We’ve all experienced the frustration when someone unravels the advice we’ve worked hard to impart on our student. The family friend recommends unrealistic schools. The neighbor belittles the summer plans the student left your office excited about. The parent rewrites (and unknowingly ruins) their student’s essay. Outside meddling often makes our job harder. Make sure you aren’t doing the same to your students’ high school counselors. Start by reminding your student that you do not replace their high school counselor. Encourage kids to meet regularly with their counselors and to attend their school’s college planning events. And most importantly, never tell a student that their counselor is wrong just because their advice seems to differ from yours. In those cases, are you sure it’s not your advice that needs correcting? And if not, assume good intent, extenuating circumstances, or even just a simple breakdown in teenage communication.
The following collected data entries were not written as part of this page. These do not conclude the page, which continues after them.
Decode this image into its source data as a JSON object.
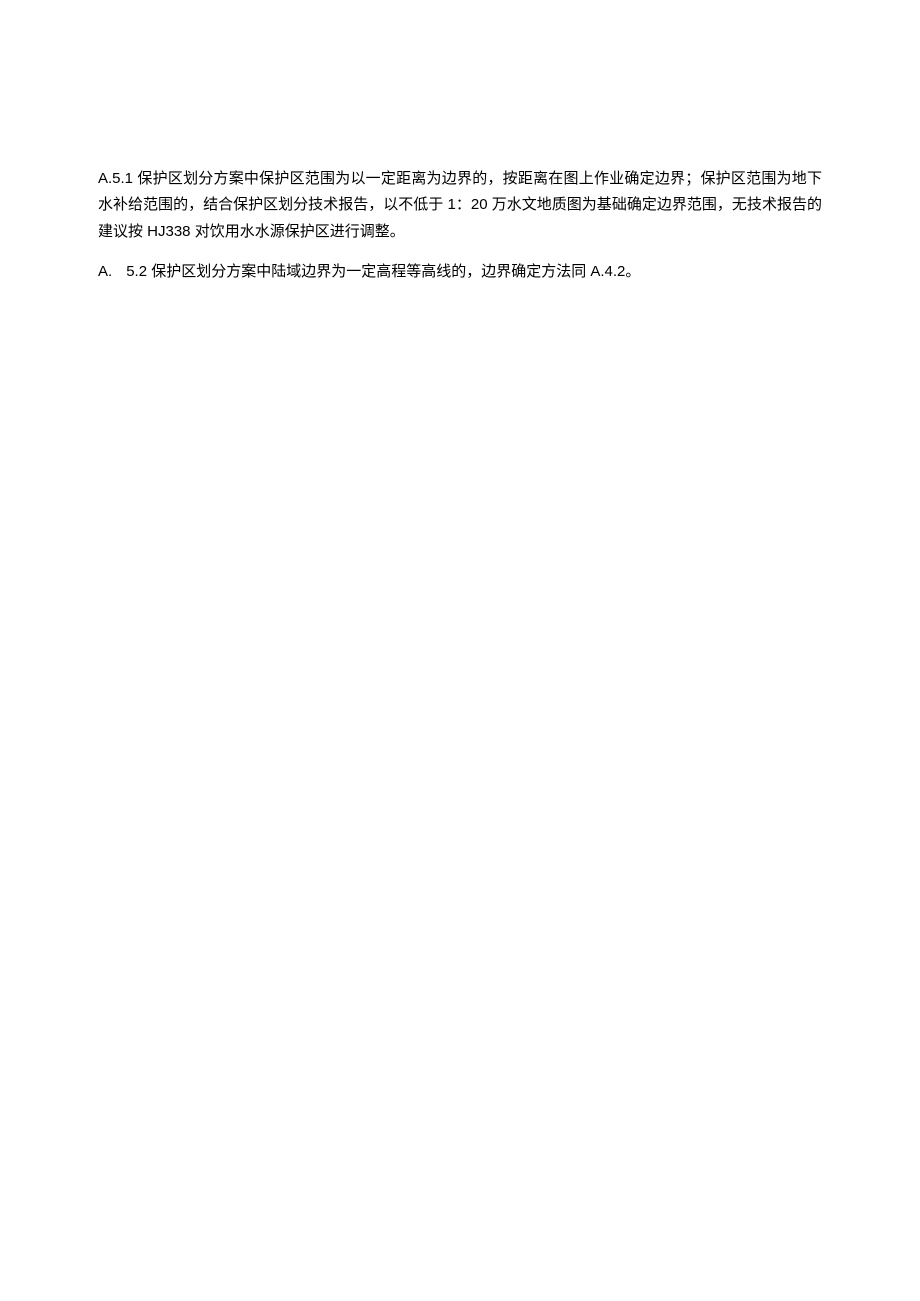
{
  "paragraphs": [
    {
      "type": "plain",
      "text": "A.5.1 保护区划分方案中保护区范围为以一定距离为边界的，按距离在图上作业确定边界；保护区范围为地下水补给范围的，结合保护区划分技术报告，以不低于 1：20 万水文地质图为基础确定边界范围，无技术报告的建议按 HJ338 对饮用水水源保护区进行调整。"
    },
    {
      "type": "list",
      "marker": "A.",
      "text": "5.2 保护区划分方案中陆域边界为一定高程等高线的，边界确定方法同 A.4.2。"
    }
  ]
}
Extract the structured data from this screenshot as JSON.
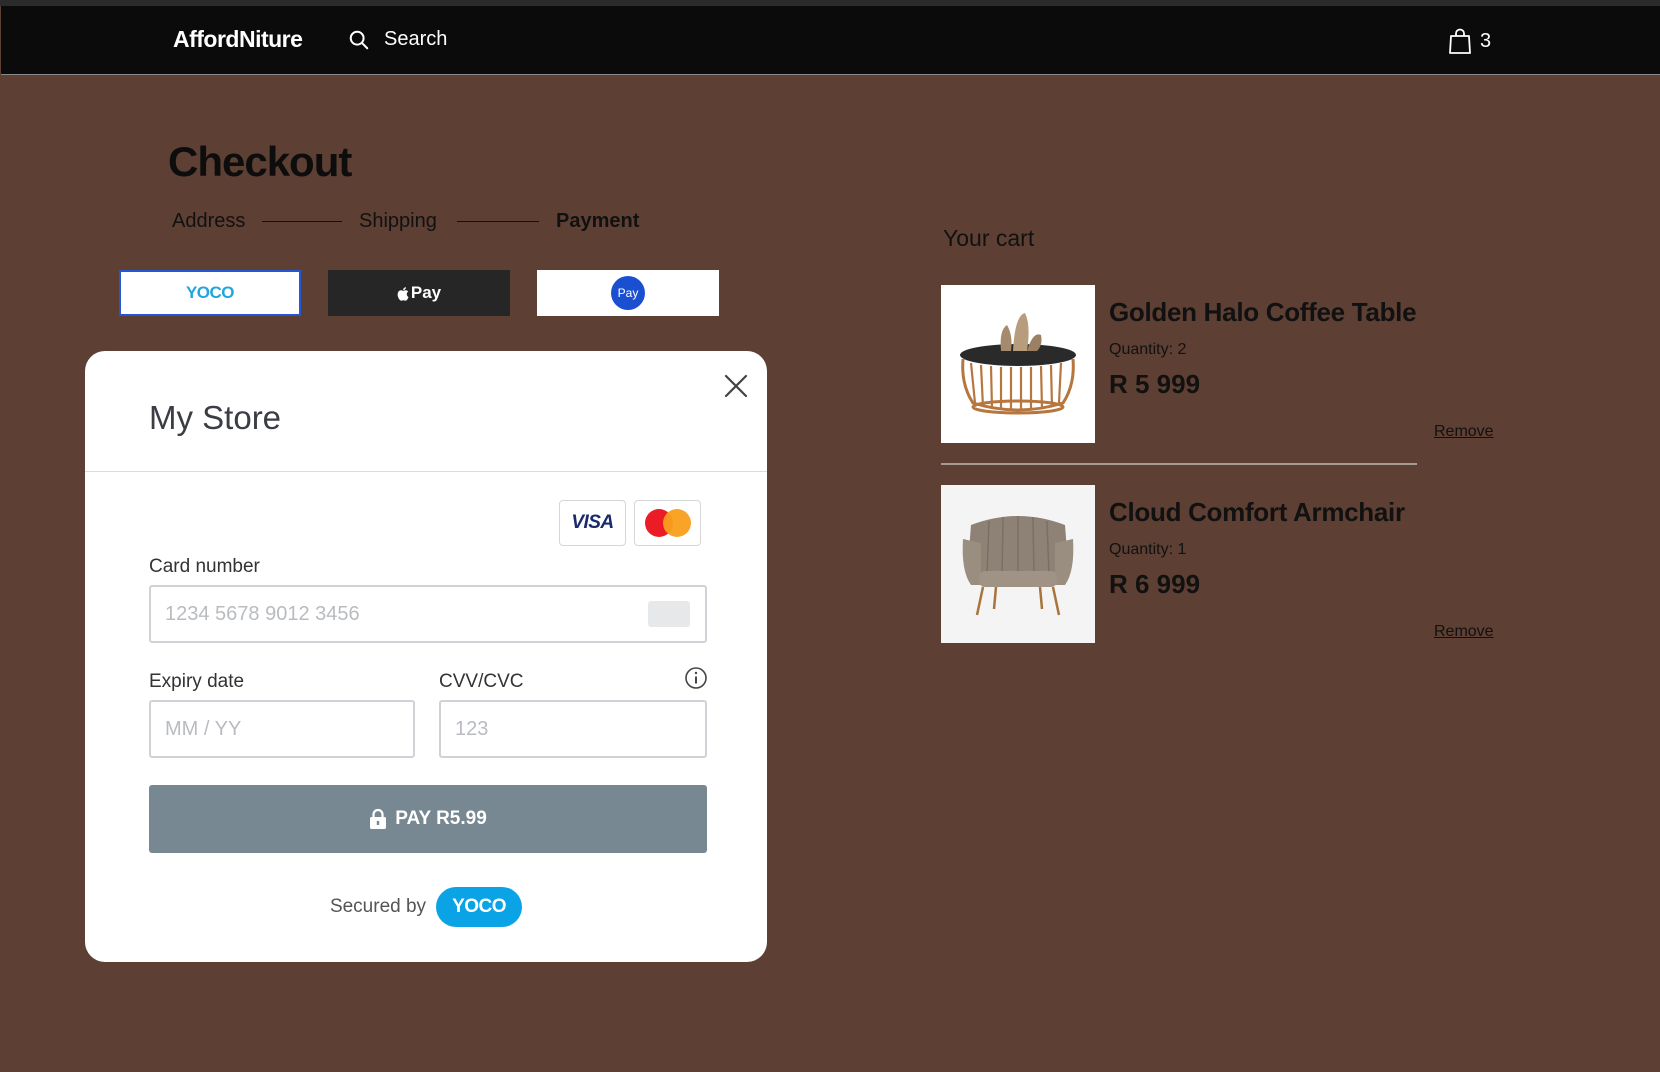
{
  "header": {
    "brand": "AffordNiture",
    "search_label": "Search",
    "cart_count": "3"
  },
  "checkout": {
    "title": "Checkout",
    "steps": [
      "Address",
      "Shipping",
      "Payment"
    ],
    "active_step": "Payment"
  },
  "payment_methods": {
    "yoco_label": "YOCO",
    "apple_label": "Pay",
    "samsung_label": "Pay"
  },
  "modal": {
    "title": "My Store",
    "card_number_label": "Card number",
    "card_number_placeholder": "1234 5678 9012 3456",
    "expiry_label": "Expiry date",
    "expiry_placeholder": "MM / YY",
    "cvv_label": "CVV/CVC",
    "cvv_placeholder": "123",
    "pay_button_label": "PAY R5.99",
    "secured_by_label": "Secured by",
    "secured_brand": "YOCO",
    "card_brands": [
      "VISA",
      "Mastercard"
    ]
  },
  "cart": {
    "title": "Your cart",
    "items": [
      {
        "name": "Golden Halo Coffee Table",
        "quantity": "Quantity: 2",
        "price": "R 5 999",
        "remove_label": "Remove"
      },
      {
        "name": "Cloud Comfort Armchair",
        "quantity": "Quantity: 1",
        "price": "R 6 999",
        "remove_label": "Remove"
      }
    ]
  },
  "colors": {
    "page_bg": "#5d3f33",
    "header_bg": "#0b0b0b",
    "yoco_blue": "#0aa4e6",
    "pay_button": "#778892",
    "samsung_blue": "#1a4fd1"
  }
}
4. Be so good they can’t ignore you.
Steve Martin said it. Then a study skills author wrote about it. And any of us can follow it. Great work always stands out. It’s better than any marketing or advertising you could do. If you consistently make and keep your promises to your customers, if you run a business you can be proud of, and if you make reasonable efforts to contribute to the profession and to the counseling community as a whole, you’ll make a well-deserved name for yourself. And you’ll find that more high school counselors start to see you as a respected colleague instead of a suspicious outsider.
5. Grow with good apples.
All professions have their great and not-so-great representatives. Private and high school counseling are no different. You may run across a bad apple on the high school side who treats you unfairly without cause (just as a high school counselor may run across a private counselor who doesn’t exactly make the rest of us proud). When that happens, accept that you’ll never please everybody. Then get back to work earning the approval and respect of the people who matter most—your students and your fellow great counselors.